The bill authorizes the secretary of the Treasury — a political appointee — to seize any financial company (bank or nonbank) simply because, in his opinion, it is too big to fail and in danger of insolvency.
This power can be used for political retribution, pressure for campaign funding, or any other abuse bureaucratic whim or partisan politics can conceive. It is a power Fidel Castro or Hugo Chavez would love to have!
The legislation also requires that any business that extends credit, in any form, to clear the loan instrument in advance with the new consumer protection agency. The backlog of pending applications will strangle consumer credit.

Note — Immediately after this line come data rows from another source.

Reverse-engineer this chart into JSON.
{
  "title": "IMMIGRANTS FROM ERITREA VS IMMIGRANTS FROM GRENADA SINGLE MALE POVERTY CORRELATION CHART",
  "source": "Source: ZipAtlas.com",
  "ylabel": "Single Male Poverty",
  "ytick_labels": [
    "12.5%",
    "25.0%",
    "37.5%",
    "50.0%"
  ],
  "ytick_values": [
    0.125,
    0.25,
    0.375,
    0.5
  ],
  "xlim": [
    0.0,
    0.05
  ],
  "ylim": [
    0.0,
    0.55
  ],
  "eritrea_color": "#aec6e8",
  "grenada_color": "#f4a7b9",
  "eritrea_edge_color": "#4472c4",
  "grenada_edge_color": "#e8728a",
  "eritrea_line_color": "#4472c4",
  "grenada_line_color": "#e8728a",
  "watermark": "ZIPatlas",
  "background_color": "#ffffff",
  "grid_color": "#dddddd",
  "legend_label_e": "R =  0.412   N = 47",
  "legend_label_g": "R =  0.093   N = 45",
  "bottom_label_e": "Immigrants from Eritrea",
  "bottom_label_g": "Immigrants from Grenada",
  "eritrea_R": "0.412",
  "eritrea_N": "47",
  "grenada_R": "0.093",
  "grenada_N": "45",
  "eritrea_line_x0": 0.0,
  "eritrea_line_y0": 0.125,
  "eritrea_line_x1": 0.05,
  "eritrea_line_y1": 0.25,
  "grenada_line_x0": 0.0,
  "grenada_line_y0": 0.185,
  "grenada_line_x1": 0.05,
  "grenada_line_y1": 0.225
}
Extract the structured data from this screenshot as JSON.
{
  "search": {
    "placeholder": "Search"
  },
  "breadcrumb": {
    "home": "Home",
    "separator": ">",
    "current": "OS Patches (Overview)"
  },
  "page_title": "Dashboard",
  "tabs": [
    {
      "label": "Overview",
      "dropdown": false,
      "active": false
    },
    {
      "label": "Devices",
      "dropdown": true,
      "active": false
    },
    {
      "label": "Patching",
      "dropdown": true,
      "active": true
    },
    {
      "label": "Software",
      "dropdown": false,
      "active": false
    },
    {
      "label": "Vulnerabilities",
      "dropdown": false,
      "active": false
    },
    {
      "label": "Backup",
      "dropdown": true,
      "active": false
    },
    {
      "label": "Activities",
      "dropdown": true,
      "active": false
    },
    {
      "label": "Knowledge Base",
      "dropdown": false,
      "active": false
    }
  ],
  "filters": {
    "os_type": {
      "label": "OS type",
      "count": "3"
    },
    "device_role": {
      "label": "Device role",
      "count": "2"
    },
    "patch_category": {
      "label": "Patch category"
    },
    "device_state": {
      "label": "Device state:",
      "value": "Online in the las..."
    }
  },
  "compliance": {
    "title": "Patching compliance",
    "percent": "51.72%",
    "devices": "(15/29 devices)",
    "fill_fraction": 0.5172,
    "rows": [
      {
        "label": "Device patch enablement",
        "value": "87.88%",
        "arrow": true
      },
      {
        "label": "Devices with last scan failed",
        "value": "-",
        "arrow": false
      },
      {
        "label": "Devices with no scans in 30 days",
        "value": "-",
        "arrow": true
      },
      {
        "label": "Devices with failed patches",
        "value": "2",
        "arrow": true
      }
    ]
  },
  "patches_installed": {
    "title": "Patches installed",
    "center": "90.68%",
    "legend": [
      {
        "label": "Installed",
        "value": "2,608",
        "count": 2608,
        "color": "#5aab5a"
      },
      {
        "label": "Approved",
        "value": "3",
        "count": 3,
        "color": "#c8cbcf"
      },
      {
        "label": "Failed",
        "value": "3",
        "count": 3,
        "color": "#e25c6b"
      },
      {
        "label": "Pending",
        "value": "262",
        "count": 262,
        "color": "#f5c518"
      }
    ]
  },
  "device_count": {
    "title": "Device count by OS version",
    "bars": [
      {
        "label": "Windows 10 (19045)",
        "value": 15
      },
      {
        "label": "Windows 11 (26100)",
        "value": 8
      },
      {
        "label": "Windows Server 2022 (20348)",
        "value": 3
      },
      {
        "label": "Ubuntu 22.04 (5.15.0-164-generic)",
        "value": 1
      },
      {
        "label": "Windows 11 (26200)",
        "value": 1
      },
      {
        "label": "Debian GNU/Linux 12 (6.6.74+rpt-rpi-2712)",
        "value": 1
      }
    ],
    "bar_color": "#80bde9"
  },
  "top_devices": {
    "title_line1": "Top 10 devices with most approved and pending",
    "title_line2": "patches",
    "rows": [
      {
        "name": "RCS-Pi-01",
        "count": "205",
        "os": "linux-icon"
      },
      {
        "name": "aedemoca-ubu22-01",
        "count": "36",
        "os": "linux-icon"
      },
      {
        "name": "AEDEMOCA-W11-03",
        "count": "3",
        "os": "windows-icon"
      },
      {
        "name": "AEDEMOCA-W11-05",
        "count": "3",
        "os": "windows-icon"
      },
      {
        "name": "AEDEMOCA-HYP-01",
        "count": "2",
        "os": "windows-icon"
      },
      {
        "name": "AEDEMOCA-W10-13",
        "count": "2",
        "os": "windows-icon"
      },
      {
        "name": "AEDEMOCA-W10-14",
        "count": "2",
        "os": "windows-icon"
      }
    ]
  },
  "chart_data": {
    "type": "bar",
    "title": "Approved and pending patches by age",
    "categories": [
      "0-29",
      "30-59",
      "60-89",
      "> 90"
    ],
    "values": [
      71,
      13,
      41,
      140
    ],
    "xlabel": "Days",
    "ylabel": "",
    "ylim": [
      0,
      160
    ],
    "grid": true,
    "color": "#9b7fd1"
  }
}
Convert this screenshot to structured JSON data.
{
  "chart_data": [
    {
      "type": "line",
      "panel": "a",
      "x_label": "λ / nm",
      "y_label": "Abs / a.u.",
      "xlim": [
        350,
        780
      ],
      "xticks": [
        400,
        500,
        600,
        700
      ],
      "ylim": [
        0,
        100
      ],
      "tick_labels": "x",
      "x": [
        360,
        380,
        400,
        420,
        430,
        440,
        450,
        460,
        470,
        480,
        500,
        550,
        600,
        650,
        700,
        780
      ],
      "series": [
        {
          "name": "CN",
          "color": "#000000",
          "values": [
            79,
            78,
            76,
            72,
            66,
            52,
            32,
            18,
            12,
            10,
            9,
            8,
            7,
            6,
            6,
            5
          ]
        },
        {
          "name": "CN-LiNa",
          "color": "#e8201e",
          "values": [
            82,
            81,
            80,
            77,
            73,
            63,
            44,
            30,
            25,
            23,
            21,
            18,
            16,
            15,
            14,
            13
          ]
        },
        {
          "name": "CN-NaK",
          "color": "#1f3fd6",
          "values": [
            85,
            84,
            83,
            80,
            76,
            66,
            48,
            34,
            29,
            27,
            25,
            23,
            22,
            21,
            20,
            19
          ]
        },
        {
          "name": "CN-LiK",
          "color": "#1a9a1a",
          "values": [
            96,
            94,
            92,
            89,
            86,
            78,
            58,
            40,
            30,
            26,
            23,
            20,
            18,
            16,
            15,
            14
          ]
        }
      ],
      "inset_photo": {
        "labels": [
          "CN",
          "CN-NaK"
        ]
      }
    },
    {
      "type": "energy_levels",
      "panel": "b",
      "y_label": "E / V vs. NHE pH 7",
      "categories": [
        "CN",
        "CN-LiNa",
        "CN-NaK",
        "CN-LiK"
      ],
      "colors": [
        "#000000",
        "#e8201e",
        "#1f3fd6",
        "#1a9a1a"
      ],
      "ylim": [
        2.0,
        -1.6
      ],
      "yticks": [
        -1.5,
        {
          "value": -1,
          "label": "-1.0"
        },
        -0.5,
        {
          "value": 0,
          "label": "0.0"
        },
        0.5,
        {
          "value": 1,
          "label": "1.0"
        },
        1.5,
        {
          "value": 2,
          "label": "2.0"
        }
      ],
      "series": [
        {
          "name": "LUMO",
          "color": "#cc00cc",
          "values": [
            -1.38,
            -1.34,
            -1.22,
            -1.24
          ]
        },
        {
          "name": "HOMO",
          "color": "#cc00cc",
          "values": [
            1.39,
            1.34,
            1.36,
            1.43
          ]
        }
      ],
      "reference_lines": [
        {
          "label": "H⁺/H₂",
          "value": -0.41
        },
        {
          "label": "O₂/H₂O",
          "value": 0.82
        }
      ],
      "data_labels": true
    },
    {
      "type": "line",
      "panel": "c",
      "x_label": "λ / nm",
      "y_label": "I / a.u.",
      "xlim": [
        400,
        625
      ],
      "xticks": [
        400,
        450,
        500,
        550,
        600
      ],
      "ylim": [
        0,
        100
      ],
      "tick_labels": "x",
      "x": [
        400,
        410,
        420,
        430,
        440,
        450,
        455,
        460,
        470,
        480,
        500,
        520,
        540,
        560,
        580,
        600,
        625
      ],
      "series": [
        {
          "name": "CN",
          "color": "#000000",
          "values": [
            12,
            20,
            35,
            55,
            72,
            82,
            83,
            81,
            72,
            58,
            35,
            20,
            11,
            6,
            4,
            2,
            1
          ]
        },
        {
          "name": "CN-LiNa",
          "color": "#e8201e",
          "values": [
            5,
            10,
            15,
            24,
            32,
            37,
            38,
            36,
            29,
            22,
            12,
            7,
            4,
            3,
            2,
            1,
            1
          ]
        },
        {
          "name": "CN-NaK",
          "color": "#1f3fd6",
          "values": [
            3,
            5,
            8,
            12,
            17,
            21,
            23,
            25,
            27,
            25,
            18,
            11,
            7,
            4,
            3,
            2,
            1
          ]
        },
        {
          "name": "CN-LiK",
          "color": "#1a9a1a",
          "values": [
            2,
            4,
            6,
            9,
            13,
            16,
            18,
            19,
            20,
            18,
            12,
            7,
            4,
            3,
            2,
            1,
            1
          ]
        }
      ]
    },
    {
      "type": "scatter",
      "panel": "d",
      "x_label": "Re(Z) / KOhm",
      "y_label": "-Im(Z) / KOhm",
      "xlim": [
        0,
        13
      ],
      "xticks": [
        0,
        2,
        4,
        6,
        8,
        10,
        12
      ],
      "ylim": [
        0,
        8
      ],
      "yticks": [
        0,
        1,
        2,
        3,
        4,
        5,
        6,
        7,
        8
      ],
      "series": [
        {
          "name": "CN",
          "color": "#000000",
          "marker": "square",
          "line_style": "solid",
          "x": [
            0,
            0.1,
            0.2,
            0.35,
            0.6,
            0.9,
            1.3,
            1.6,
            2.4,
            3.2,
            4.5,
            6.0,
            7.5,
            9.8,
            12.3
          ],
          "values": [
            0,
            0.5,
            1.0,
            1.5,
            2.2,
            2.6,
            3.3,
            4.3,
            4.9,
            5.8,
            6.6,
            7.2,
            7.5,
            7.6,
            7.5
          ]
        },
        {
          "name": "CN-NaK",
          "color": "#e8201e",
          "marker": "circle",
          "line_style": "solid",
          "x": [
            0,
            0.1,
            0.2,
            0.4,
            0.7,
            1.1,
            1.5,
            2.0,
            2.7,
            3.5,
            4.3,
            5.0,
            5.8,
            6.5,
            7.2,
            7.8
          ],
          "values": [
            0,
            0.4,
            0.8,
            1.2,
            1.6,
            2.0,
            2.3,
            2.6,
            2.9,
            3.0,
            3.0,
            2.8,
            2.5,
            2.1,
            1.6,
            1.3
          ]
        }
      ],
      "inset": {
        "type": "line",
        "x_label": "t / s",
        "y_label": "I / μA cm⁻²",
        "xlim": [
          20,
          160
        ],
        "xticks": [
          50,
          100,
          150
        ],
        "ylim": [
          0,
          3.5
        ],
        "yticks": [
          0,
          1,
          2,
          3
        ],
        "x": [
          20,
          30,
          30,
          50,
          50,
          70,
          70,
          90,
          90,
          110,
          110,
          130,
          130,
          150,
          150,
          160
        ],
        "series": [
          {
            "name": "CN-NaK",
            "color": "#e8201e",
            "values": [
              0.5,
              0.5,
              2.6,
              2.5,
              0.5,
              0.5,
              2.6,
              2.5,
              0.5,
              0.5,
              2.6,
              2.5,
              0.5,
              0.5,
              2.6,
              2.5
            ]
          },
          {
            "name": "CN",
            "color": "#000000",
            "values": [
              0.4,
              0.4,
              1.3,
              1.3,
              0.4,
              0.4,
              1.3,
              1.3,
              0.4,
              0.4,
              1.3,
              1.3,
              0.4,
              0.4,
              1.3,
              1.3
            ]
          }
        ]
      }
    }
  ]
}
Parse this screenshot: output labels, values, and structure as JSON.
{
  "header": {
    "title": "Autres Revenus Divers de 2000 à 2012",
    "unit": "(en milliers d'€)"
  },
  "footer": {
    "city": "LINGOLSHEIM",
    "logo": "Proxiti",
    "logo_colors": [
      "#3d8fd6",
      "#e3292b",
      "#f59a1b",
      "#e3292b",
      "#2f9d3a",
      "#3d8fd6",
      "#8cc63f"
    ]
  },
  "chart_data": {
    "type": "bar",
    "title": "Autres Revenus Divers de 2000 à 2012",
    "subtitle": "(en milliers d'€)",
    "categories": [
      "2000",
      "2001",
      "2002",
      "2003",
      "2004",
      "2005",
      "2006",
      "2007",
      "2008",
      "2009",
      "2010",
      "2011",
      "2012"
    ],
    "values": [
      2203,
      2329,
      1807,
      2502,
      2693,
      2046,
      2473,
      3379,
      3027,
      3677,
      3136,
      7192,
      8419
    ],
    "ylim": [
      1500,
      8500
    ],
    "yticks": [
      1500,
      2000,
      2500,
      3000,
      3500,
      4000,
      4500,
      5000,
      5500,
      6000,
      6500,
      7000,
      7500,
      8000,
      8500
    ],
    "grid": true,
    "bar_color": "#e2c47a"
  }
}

And the bill fails to do the one thing it must do — regulate derivatives and make them transparent. Senator Chris Dodd, D-Conn., bowed to pressure from his sponsors on Wall Street and deleted the regulatory provision and set up a commission to study the situation for two years!
Sen. Maria Cantwell, D-Wash., protested the cop-out with a no vote against the legislation.
So how did it pass?
Four Republicans sold out, that´s how!
Among the RINOs were, of course, Susan Collins and Olympia Snow of Maine. But, surprisingly, Scott Brown, R Mass., the newly elected Massachusetts miracle defected as did the normally stalwart Chuck Grassley, R-Iowa.
Now the federal government has effectively taken over about one-third of our national economy by passing Obamacare and regulatory reform in almost the same breath.
Repealing this regulatory travesty must be high on our 2011 agenda!